We look at the stories that were making the headlines this week in 1983

Derelict block of flats must come down 

RESIDENTS of Turf Lodge are opposing a Housing Executive proposal to refurbish a run-down block of flats in the Ardmonagh area, and demanding instead that the building be levelled.
Locals insist that Block 9 of the Monagh Flats, which once housed 15 families, has fallen into such a state of disrepair that it must be swiftly pulled down. Despite efforts by City Hall Pest Control Department, the blocked up complex remains infested by rats, which, say locals, pose a serious threat to the health of their children. An added problem has been the dumping of rubbish at the back of the flats.
At present only one young family, the Caldwells, live in the dilapidated block of flats. Mr and Mrs Caldwell, whose young child is receiving hospital treatment, have been left without either gas, running water or electricity for lengthy periods over the last six months, as the condition of the flats began to deteriorate rapidly. The Save the Children Fund which operated a playscheme in the flats has had to move out within the last week because of persistent flooding from vandalised pipes. The organisation is now seeking alternative local accommodation for its activities. People who live near the flats describe it as "a nuisance" and "an eyesore" and claim it is used nightly as a drinking and glue-sniffing den by young people.
Houses throughout the street have experienced rat infestation, especially over the last year, and have been told by the authorities that the problem is linked to the flats. Danny and Geraldine Mallon who live next to the complex, have a rat hole running from their front garden to their cavity wall. 
Remarked Danny: "As long as those flats remain standing, dumping is going to continue and we are going to suffer these rats. As far as the people in this street are concerned, we couldn't look at those flats any longer – they are a real disgrace." Mrs Scullion who lives facing the flats, and who has been advised by Pest Control officers "to keep the doors closed," so that rats don't enter her home, maintains the flats are “beyond repair”. "We support the work being done by community groups using the flats but the place is such a mess that it would be better for everyone if it were knocked down and new premises built."

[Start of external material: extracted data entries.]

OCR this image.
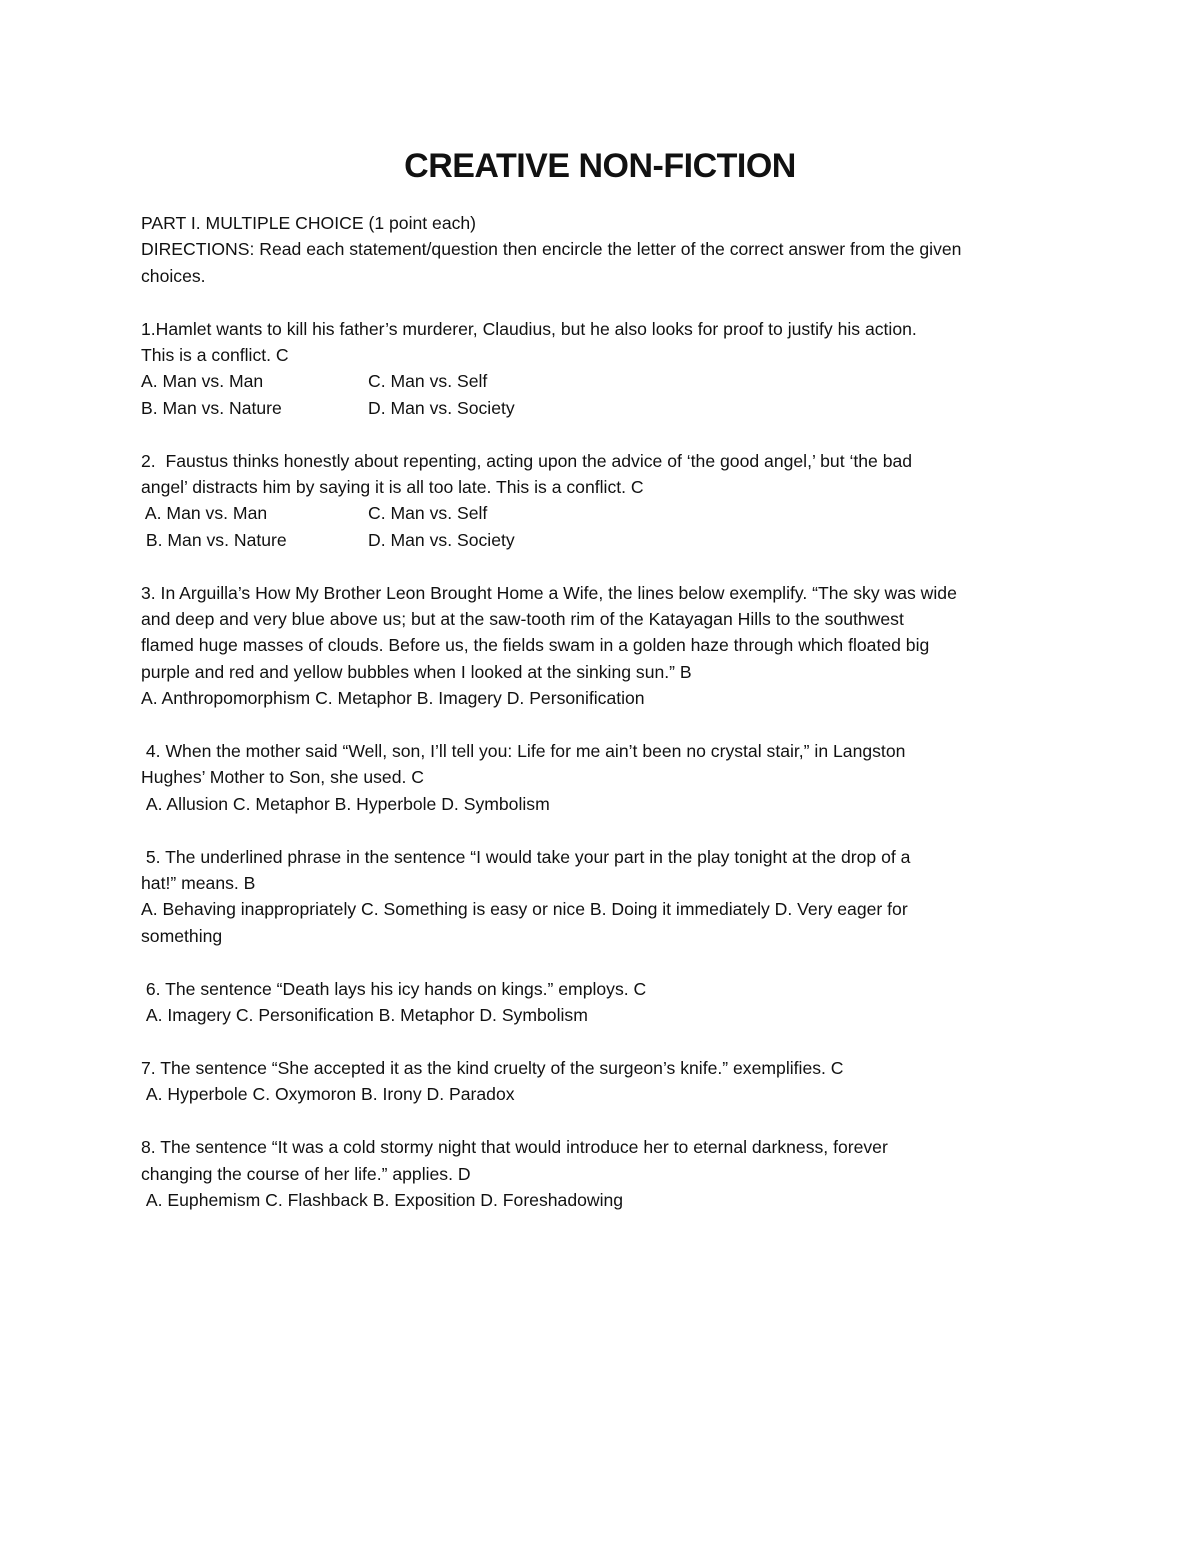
CREATIVE NON-FICTION

PART I. MULTIPLE CHOICE (1 point each)

DIRECTIONS: Read each statement/question then encircle the letter of the correct answer from the given

choices.

1.Hamlet wants to kill his father’s murderer, Claudius, but he also looks for proof to justify his action.

This is a conflict. C

A. Man vs. Man	C. Man vs. Self
B. Man vs. Nature	D. Man vs. Society

2.  Faustus thinks honestly about repenting, acting upon the advice of ‘the good angel,’ but ‘the bad

angel’ distracts him by saying it is all too late. This is a conflict. C

A. Man vs. Man	C. Man vs. Self
B. Man vs. Nature	D. Man vs. Society

3. In Arguilla’s How My Brother Leon Brought Home a Wife, the lines below exemplify. “The sky was wide

and deep and very blue above us; but at the saw-tooth rim of the Katayagan Hills to the southwest

flamed huge masses of clouds. Before us, the fields swam in a golden haze through which floated big

purple and red and yellow bubbles when I looked at the sinking sun.” B

A. Anthropomorphism C. Metaphor B. Imagery D. Personification

4. When the mother said “Well, son, I’ll tell you: Life for me ain’t been no crystal stair,” in Langston

Hughes’ Mother to Son, she used. C

A. Allusion C. Metaphor B. Hyperbole D. Symbolism

5. The underlined phrase in the sentence “I would take your part in the play tonight at the drop of a

hat!” means. B

A. Behaving inappropriately C. Something is easy or nice B. Doing it immediately D. Very eager for

something

6. The sentence “Death lays his icy hands on kings.” employs. C

A. Imagery C. Personification B. Metaphor D. Symbolism

7. The sentence “She accepted it as the kind cruelty of the surgeon’s knife.” exemplifies. C

A. Hyperbole C. Oxymoron B. Irony D. Paradox

8. The sentence “It was a cold stormy night that would introduce her to eternal darkness, forever

changing the course of her life.” applies. D

A. Euphemism C. Flashback B. Exposition D. Foreshadowing
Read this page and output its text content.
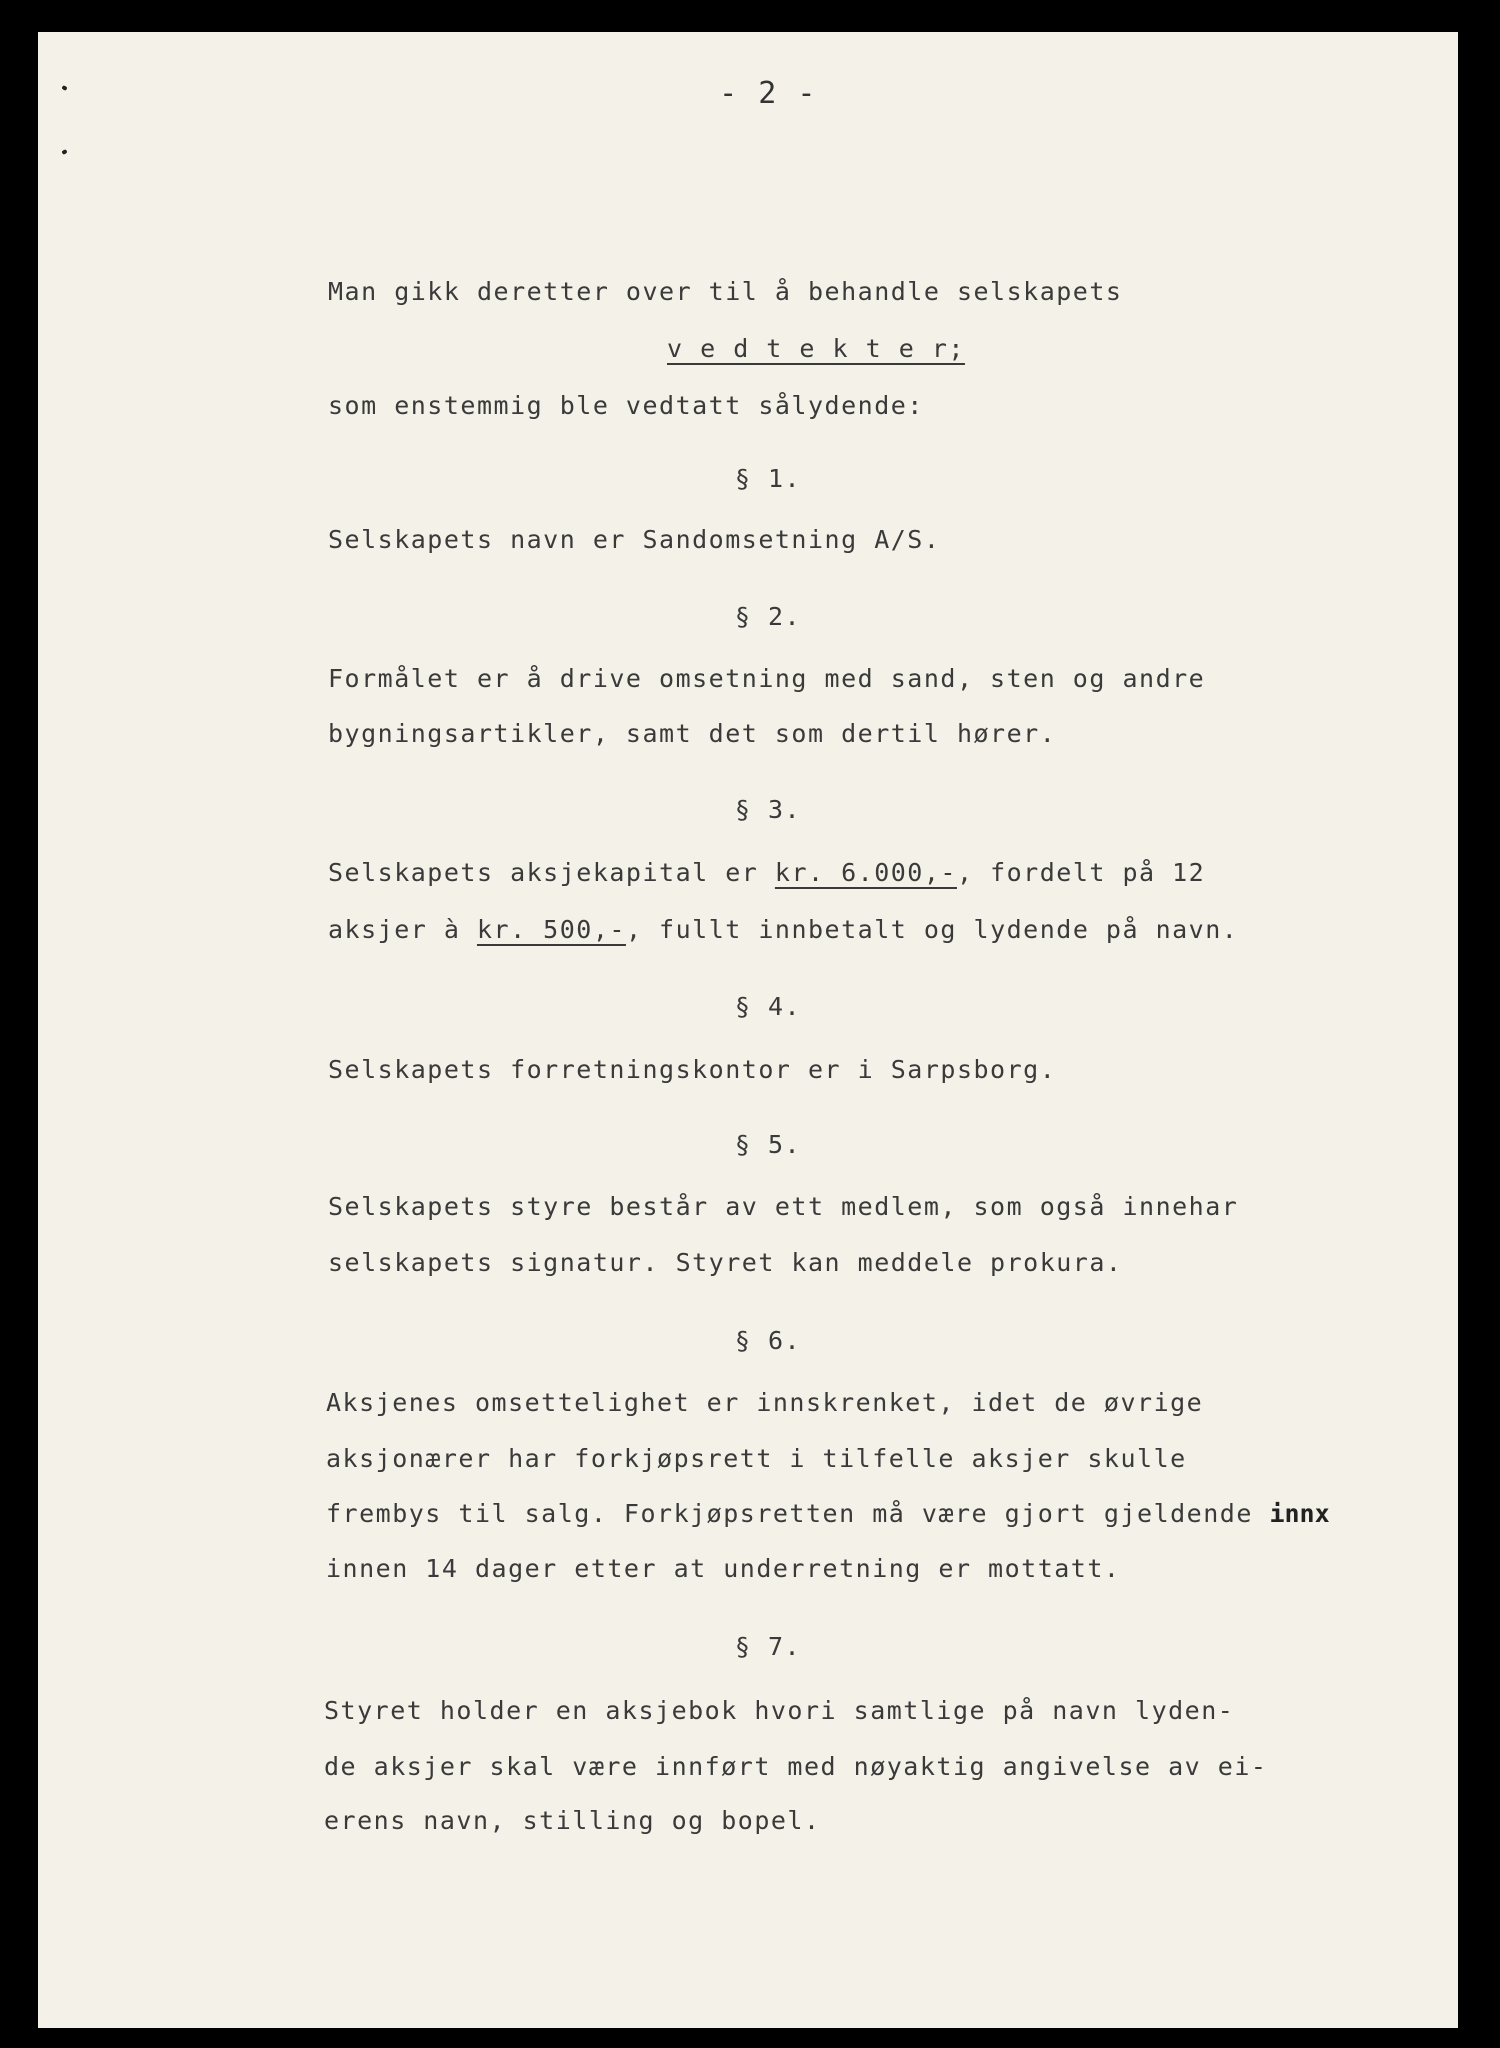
- 2 -
Man gikk deretter over til å behandle selskapets
v e d t e k t e r;
som enstemmig ble vedtatt sålydende:
§ 1.
Selskapets navn er Sandomsetning A/S.
§ 2.
Formålet er å drive omsetning med sand, sten og andre
bygningsartikler, samt det som dertil hører.
§ 3.
Selskapets aksjekapital er kr. 6.000,-, fordelt på 12
aksjer à kr. 500,-, fullt innbetalt og lydende på navn.
§ 4.
Selskapets forretningskontor er i Sarpsborg.
§ 5.
Selskapets styre består av ett medlem, som også innehar
selskapets signatur. Styret kan meddele prokura.
§ 6.
Aksjenes omsettelighet er innskrenket, idet de øvrige
aksjonærer har forkjøpsrett i tilfelle aksjer skulle
frembys til salg. Forkjøpsretten må være gjort gjeldende innx
innen 14 dager etter at underretning er mottatt.
§ 7.
Styret holder en aksjebok hvori samtlige på navn lyden-
de aksjer skal være innført med nøyaktig angivelse av ei-
erens navn, stilling og bopel.
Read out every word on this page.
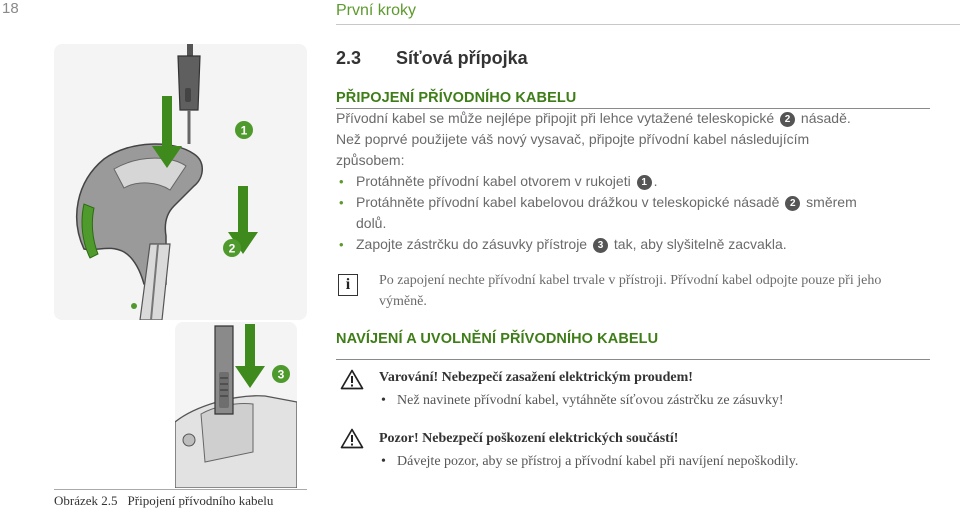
18	První kroky
2.3 Síťová přípojka
PŘIPOJENÍ PŘÍVODNÍHO KABELU
Přívodní kabel se může nejlépe připojit při lehce vytažené teleskopické 2 násadě. Než poprvé použijete váš nový vysavač, připojte přívodní kabel následujícím způsobem:
• Protáhněte přívodní kabel otvorem v rukojeti 1 .
• Protáhněte přívodní kabel kabelovou drážkou v teleskopické násadě 2 směrem dolů.
• Zapojte zástrčku do zásuvky přístroje 3 tak, aby slyšitelně zacvakla.
i	Po zapojení nechte přívodní kabel trvale v přístroji. Přívodní kabel odpojte pouze při jeho výměně.
NAVÍJENÍ A UVOLNĚNÍ PŘÍVODNÍHO KABELU
Varování! Nebezpečí zasažení elektrickým proudem!
• Než navinete přívodní kabel, vytáhněte síťovou zástrčku ze zásuvky!
Pozor! Nebezpečí poškození elektrických součástí!
• Dávejte pozor, aby se přístroj a přívodní kabel při navíjení nepoškodily.
1
2
3
Obrázek 2.5 Připojení přívodního kabelu
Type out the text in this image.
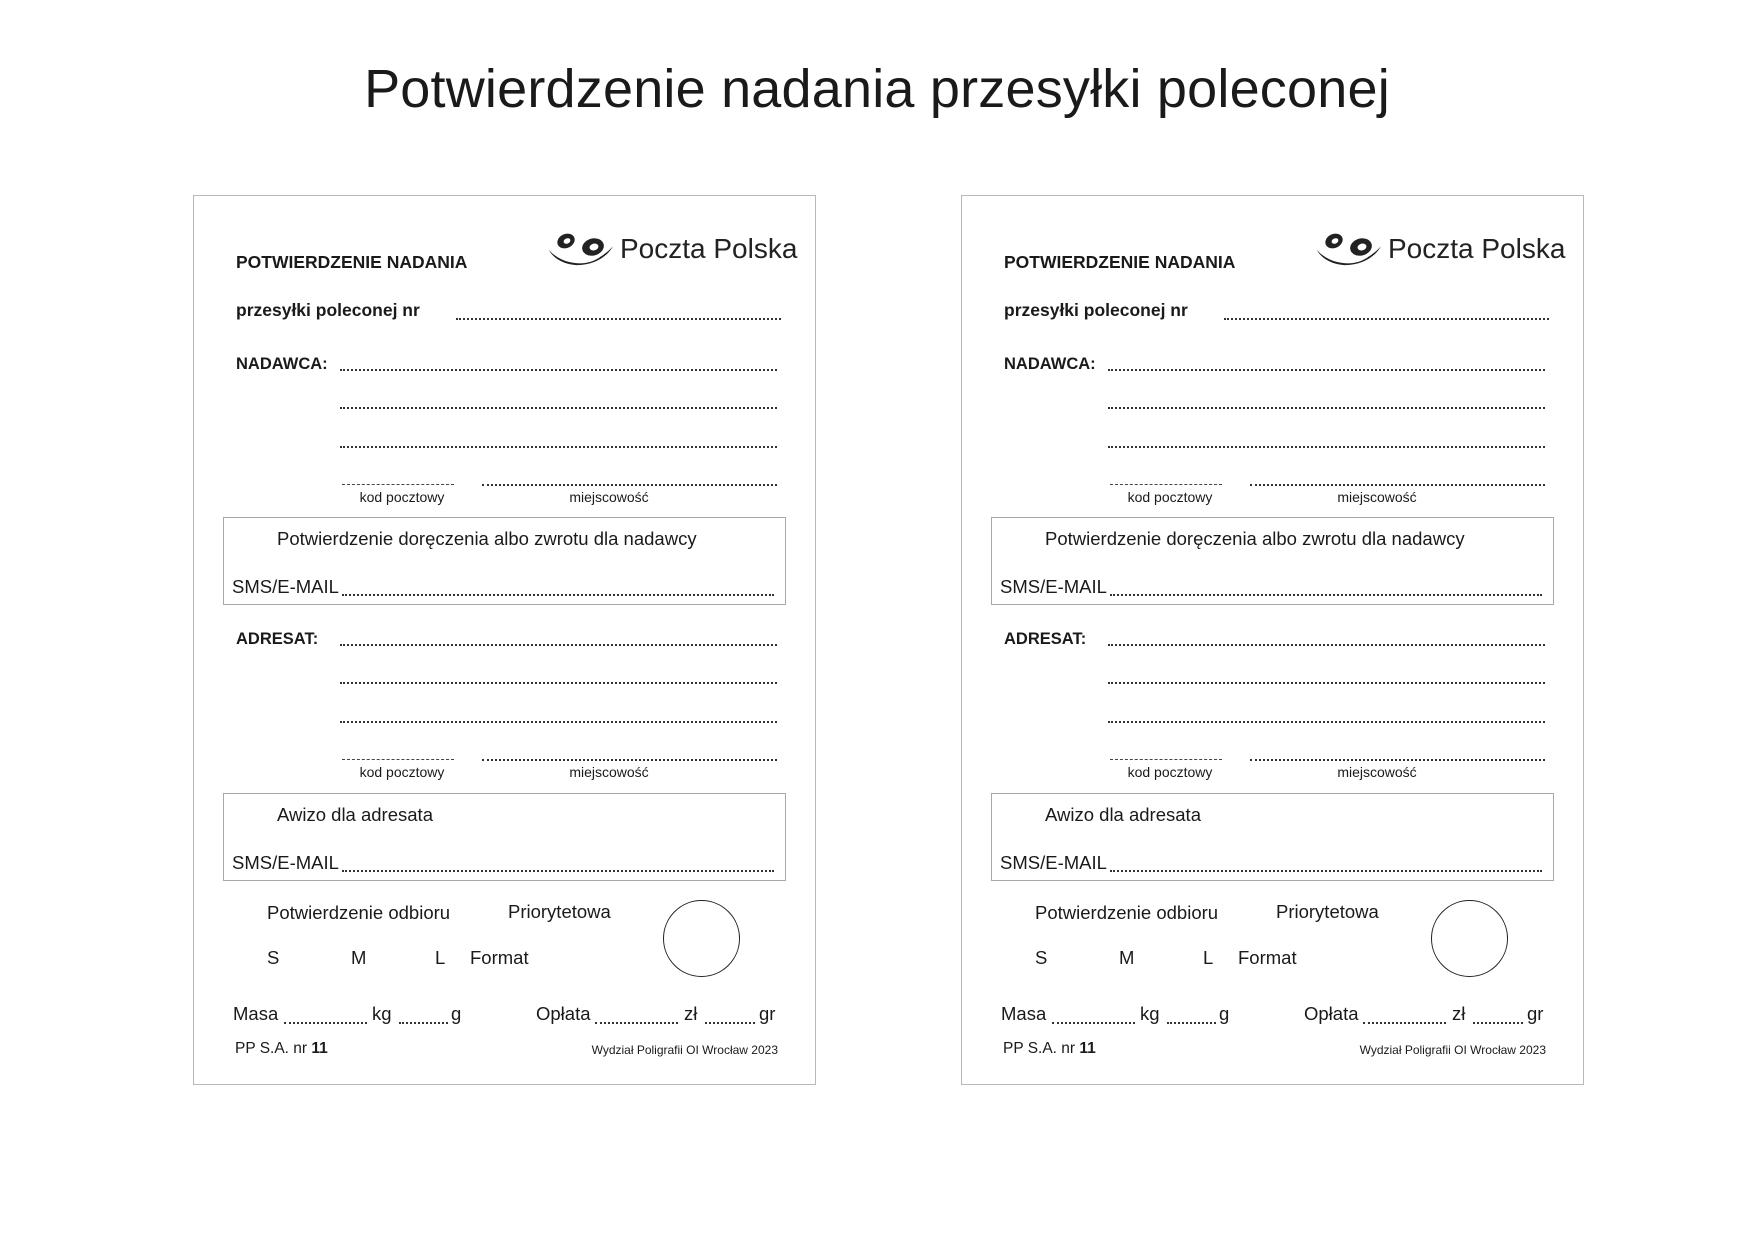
Potwierdzenie nadania przesyłki poleconej
Poczta Polska
POTWIERDZENIE NADANIA
przesyłki poleconej nr
NADAWCA:
kod pocztowy	miejscowość
Potwierdzenie doręczenia albo zwrotu dla nadawcy
SMS/E-MAIL
ADRESAT:
kod pocztowy	miejscowość
Awizo dla adresata
SMS/E-MAIL
Potwierdzenie odbioru	Priorytetowa
S	M	L Format
Masa	kg	g	Opłata	zł	gr
PP S.A. nr 11	Wydział Poligrafii OI Wrocław 2023
Poczta Polska
POTWIERDZENIE NADANIA
przesyłki poleconej nr
NADAWCA:
kod pocztowy	miejscowość
Potwierdzenie doręczenia albo zwrotu dla nadawcy
SMS/E-MAIL
ADRESAT:
kod pocztowy	miejscowość
Awizo dla adresata
SMS/E-MAIL
Potwierdzenie odbioru	Priorytetowa
S	M	L Format
Masa	kg	g	Opłata	zł	gr
PP S.A. nr 11	Wydział Poligrafii OI Wrocław 2023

‘A child is going to be killed’: Warning

MOTHERS of Gortnamona in West Belfast have condemned the Housing Executive and DoE for refusing to block off a sloping pathway which leads from the estate on to the busy Monagh by-pass.
If the exit is closed, people will have to walk further to get out of the estate but nevertheless, locals are adamant that it must be shut.
According to the Gortnamona Tenants’ Association children are placing their lives in danger and riding bikes down the pathway. There have also been complaints from motorists, of toddlers coming out of the estate and throwing stones at passing cars. After an initial complaint from tenants, a short guardrail was erected, but the TA describes this as offering insufficient protection.
A petition signed by 98 out of the area’s 100 tenants has been sent to the Housing Executive but as yet, say the TA, there has been no response.
Representatives of the Tenants’ Association have threatened to take things into their own hands if the pathway is not blocked by the end of the month.
“If we don’t hear from the DoE or the Housing Executive very soon we will close that entry ourselves, brick by brick,” warned TA spokeswoman Sheila O’Hara.
“The DOE can bring us to court if they want but we would rather have that than have a child killed,” she added.
Other protest action being contemplated by the TA is the blocking of the Monagh By-pass itself with a sit-down of residents.

Action on Iveagh dumping

RESIDENTS of Iveagh Crescent, off the Falls Road, are up in arms at thoughtless dumpers who are littering the backs of their homes with all types of rubbish.
Lately mattresses, domestic garbage, bottles and rubble have all been ditched on the vacant stretch of common land and behind the quiet street.
Locals blame the dumping for the presence of rats in the area and feel the place is now a health hazard for children.
Two weeks ago one woman from Iveagh found her young son playing with a bottle of tablets he had lifted from the dump.
Now people living in Iveagh are appealing to the authorities to take responsibility for keeping the area spick and span.
Said a local mother: “When we complain to the City Hall they pass us on to the DoE and vice versa. The ideal solution would be for whoever owns the strip of land to concrete the whole lot.”